MARTHA MEDEIROS - A
capacidade de se encantar
Muita gente diz que adora
viajar, mas depois que volta só recorda das coisas que deram errado. Sendo
viajar um convite ao imprevisto, lógico que algumas coisas darão errado, faz
parte do pacote.
Desde coisas ingratas,
como a perda de uma conexão ou ter a mala extraviada, até xaropices menos
relevantes, como ficar na última fila da plateia do musical ou um garçom
mal-humorado não entender o seu pedido. Ainda assim, abra bem os olhos e veja
onde você está: em Fernando de Noronha, em Paris, em Honolulu, em Mykonos.
Poderia ser pior, não poderia?
Outro dia uma amiga que já
deu a volta ao mundo uma dezena de vezes comentou que lamentava ver alguns
viajantes tão blasés diante de situações que costumam maravilhar a todos.

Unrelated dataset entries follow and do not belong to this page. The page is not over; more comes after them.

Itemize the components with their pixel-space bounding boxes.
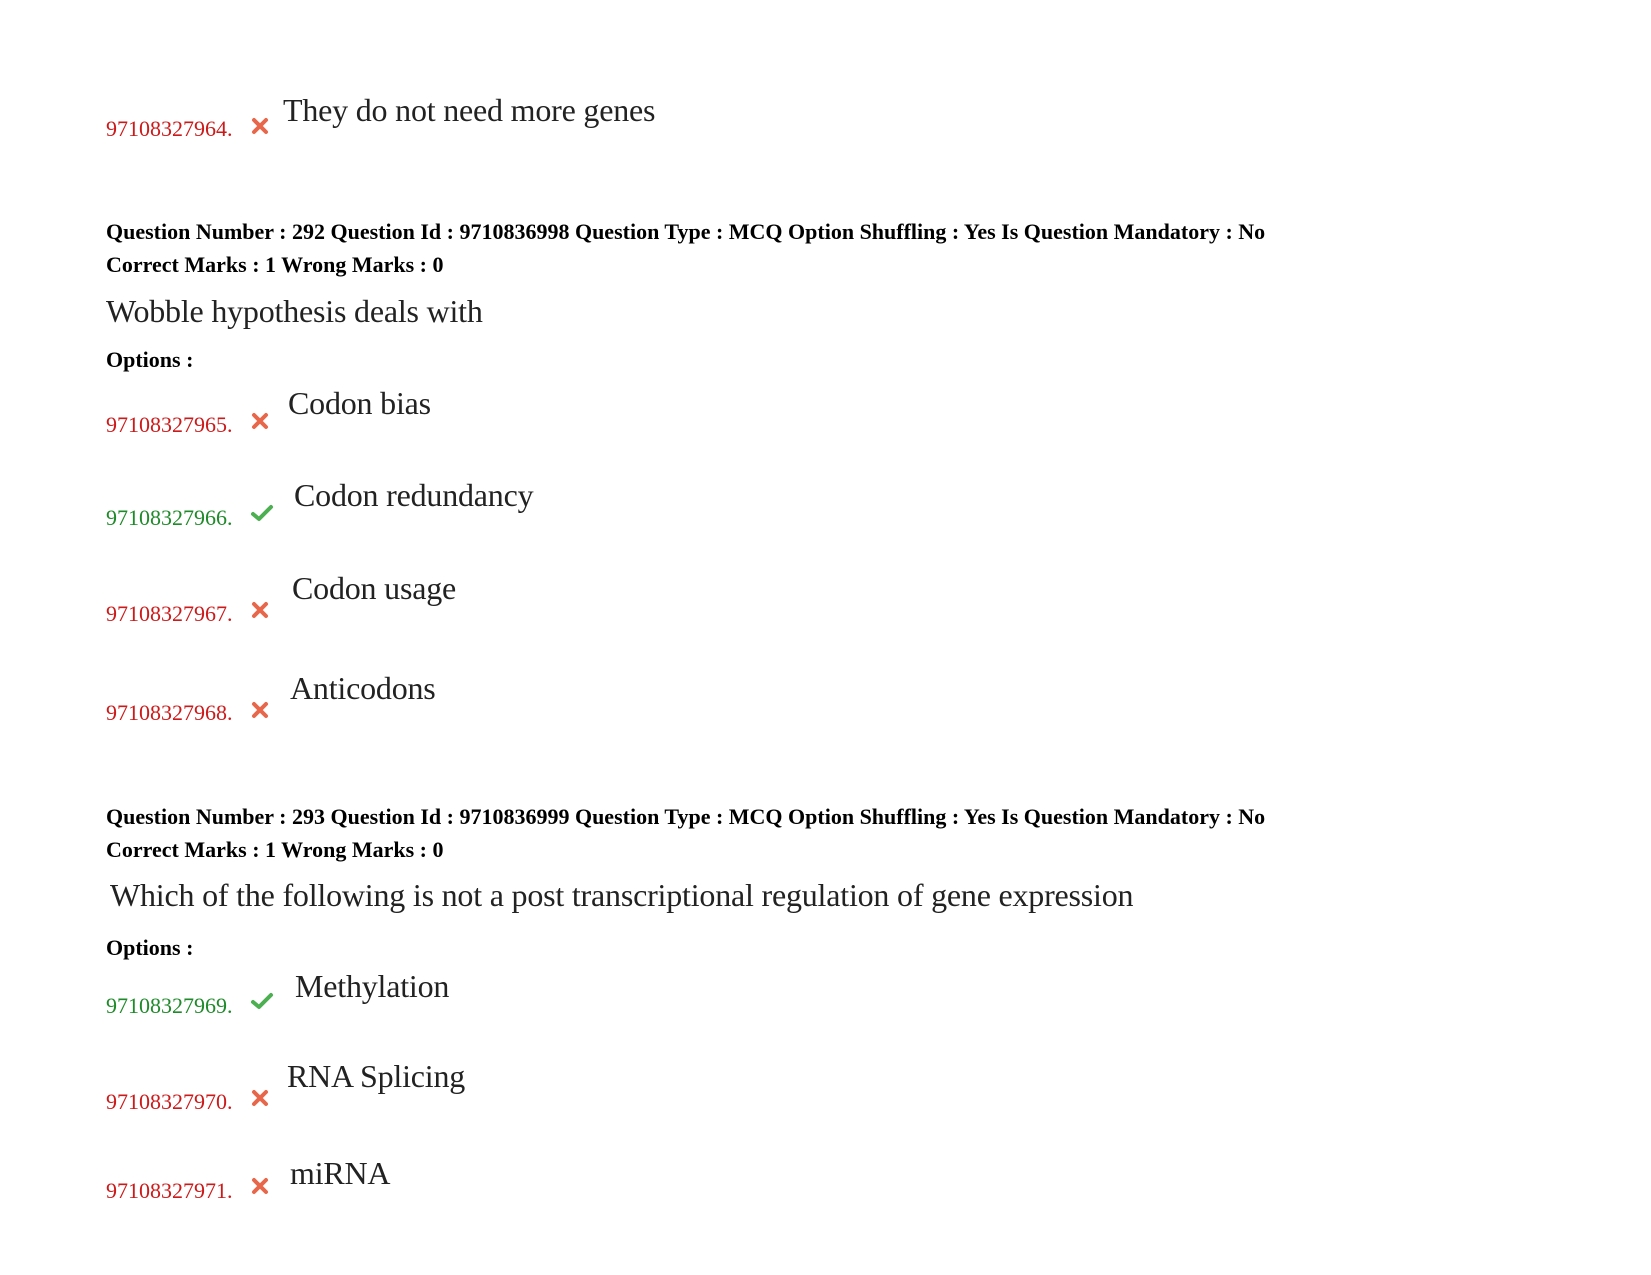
cross-icon <box>251 117 269 135</box>
cross-icon <box>251 601 269 619</box>
cross-icon <box>251 1089 269 1107</box>
question-text: Which of the following is not a post transcriptional regulation of gene expression <box>110 877 1134 913</box>
question-marks: Correct Marks : 1 Wrong Marks : 0 <box>106 252 444 277</box>
option-text: They do not need more genes <box>283 92 656 128</box>
option-id: 97108327971. <box>106 1178 233 1203</box>
option-text: Methylation <box>295 968 450 1004</box>
option-text: Anticodons <box>290 670 436 706</box>
cross-icon <box>251 1177 269 1195</box>
options-heading: Options : <box>106 935 194 960</box>
cross-icon <box>251 701 269 719</box>
option-text: miRNA <box>290 1155 391 1191</box>
option-text: Codon usage <box>292 570 457 606</box>
option-text: RNA Splicing <box>287 1058 466 1094</box>
option-id: 97108327964. <box>106 116 233 141</box>
question-meta: Question Number : 293 Question Id : 9710836999 Question Type : MCQ Option Shuffling : Yes Is Question Mandatory : No <box>106 804 1266 829</box>
option-id: 97108327966. <box>106 505 233 530</box>
option-id: 97108327968. <box>106 700 233 725</box>
options-heading: Options : <box>106 347 194 372</box>
option-id: 97108327965. <box>106 412 233 437</box>
option-id: 97108327967. <box>106 601 233 626</box>
cross-icon <box>251 412 269 430</box>
check-icon <box>250 504 274 522</box>
option-id: 97108327970. <box>106 1089 233 1114</box>
option-id: 97108327969. <box>106 993 233 1018</box>
check-icon <box>250 992 274 1010</box>
question-meta: Question Number : 292 Question Id : 9710836998 Question Type : MCQ Option Shuffling : Yes Is Question Mandatory : No <box>106 219 1266 244</box>
option-text: Codon redundancy <box>294 477 534 513</box>
option-text: Codon bias <box>288 385 431 421</box>
question-marks: Correct Marks : 1 Wrong Marks : 0 <box>106 837 444 862</box>
question-text: Wobble hypothesis deals with <box>106 293 483 329</box>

São os que fazem um safári
na Namíbia e estão mais preocupados com os mosquitos do que em admirar a
paisagem, ou que estão à beira do mar numa praia da Tailândia e não se
conformam de ter esquecido no hotel a nécessaire com os medicamentos, ou que
não saboreiam um prato espetacular porque estão ocupados calculando quanto
terão que deixar de gorjeta.
Não saboreiam nada, aliás.
Estão diante das geleiras da Patagônia e não refletem sobre a imponência da
natureza, estão sentados num café em Milão e não percebem a elegância dos
transeuntes, entram numa gôndola em Veneza e passam o trajeto brigando contra a
máquina fotográfica que emperrou, visitam Ouro Preto e não se emocionam com o
tesouro da arquitetura barroca – mas se queixam das ladeiras, claro.
Vão à Provence e torcem o
nariz para o cheiro dos queijos, olham para o céu estrelado do Atacama sofrendo
com o excesso de silêncio, vão para Trancoso e reclamam de não ter onde usar
salto alto, vão para a Índia sem informação alguma e aí estranham o gosto
esquisito daquele hambúrguer: ué, não é carne de vaca, bem? Aliás, viajar sem
estar minimamente informado sobre o destino escolhido é bem parecido com não
ir.
Estão assistindo a um show
de música no Central Park, mas não tiram o olho do iPad. Vão ao Rio, mas têm
medo de ir à Lapa. Estão em Buenos Aires, mas nem pensar em prestigiar o tango
– “programa de velho!” São os que olham tudo de cima, julgando, depreciando,
como se o fato de se entregar ao local visitado fosse uma espécie de servilismo
– típico daqueles que têm vergonha de serem turistas.
É muito bacana passar um
longo tempo numa cidade estrangeira e adquirir hábitos comuns aos nativos para
se sentir mais próximo da cultura local, mas quem pode fazer essas imersões com
frequência? Na maior parte das vezes, somos turistas mesmo: estamos com um pé
lá e outro cá. Então, estando lá, que nos rendamos ao inesperado, ao sublime,
ao belo. Nada adianta levar o corpo pra passear se a alma não sai de casa.